In further response to Angela, there is an excellent study of Trollope's use of serialisation to control and pattern his novels by Mary Hamer. It's called Writing By Number. In it Hamer studies numbers of Trollope's novels in their manuscript and serialised form to show Trollope did indeed write by number: he shaped his chapters and instalments with the way they were originally published in mind. She compares a novels like Barchester Towers, Dr Thorne and Castle Richmond (not written for instalment) with Framley Parsonage, Orley Farm and The Small House (written with instalment limitations in mind). One sees that Trollope took advantage of the divisions to make climaxes, build suspense, present his characters in different phases, and compare and contrast scenes and descriptions.

When you are reading a novel by Trollope if you pay attention to where the divisions are you begin to see more artistic effects and clear shaping of the many plots to dovetail together. His books are not 'loose baggy monsters'. It is interesting that except for Framley Parsonage where he had no choice, he always first wrote the whole of his novel out first. He wanted to control its overall shape. He also did revise: there's an essay on The Way We Live Now by Sutherland in which Sutherland goes back to Trollope's working papers to discover Trollope moving chapters about, eliminating this, extending that, all after the whole was written.
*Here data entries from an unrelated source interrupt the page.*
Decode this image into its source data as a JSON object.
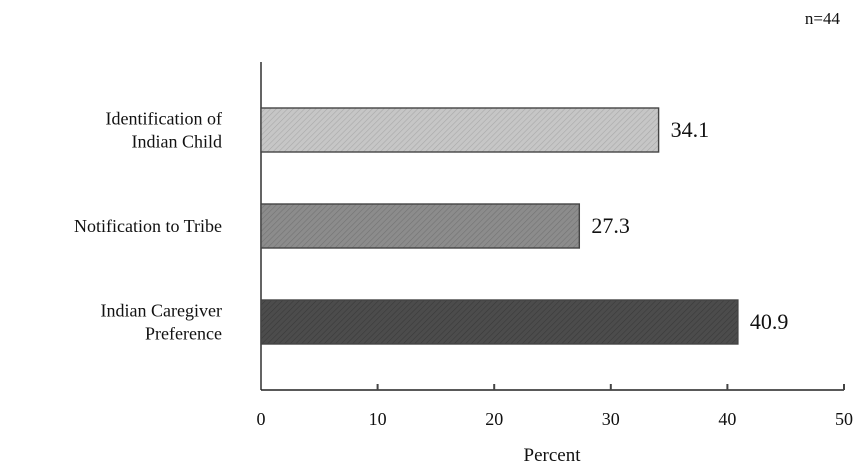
{
  "chart_data": {
    "type": "bar",
    "orientation": "horizontal",
    "annotation": "n=44",
    "categories": [
      [
        "Identification of",
        "Indian Child"
      ],
      [
        "Notification to Tribe"
      ],
      [
        "Indian Caregiver",
        "Preference"
      ]
    ],
    "values": [
      34.1,
      27.3,
      40.9
    ],
    "value_labels": [
      "34.1",
      "27.3",
      "40.9"
    ],
    "xlabel": "Percent",
    "ylabel": "",
    "xlim": [
      0,
      50
    ],
    "xticks": [
      0,
      10,
      20,
      30,
      40,
      50
    ],
    "grid": false,
    "legend": "none",
    "bar_colors": [
      "#c4c4c4",
      "#8a8a8a",
      "#4a4a4a"
    ],
    "bar_edge_color": "#444444"
  }
}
In the end too each of the segments came out to the length the contract stipulated.

In my book I also try to show that Trollope wrote differently when he had a short (less than 300 page), medium length (2 volume) and long novel (3 volumes and more) in mind. Among other things, in the former he writes more graphically, more generally and concisely, with lots more allusions and moves much faster.

Trollope was an artist and not enough attention has been paid to his artistry. But then again so were a number of the Victorian novelists.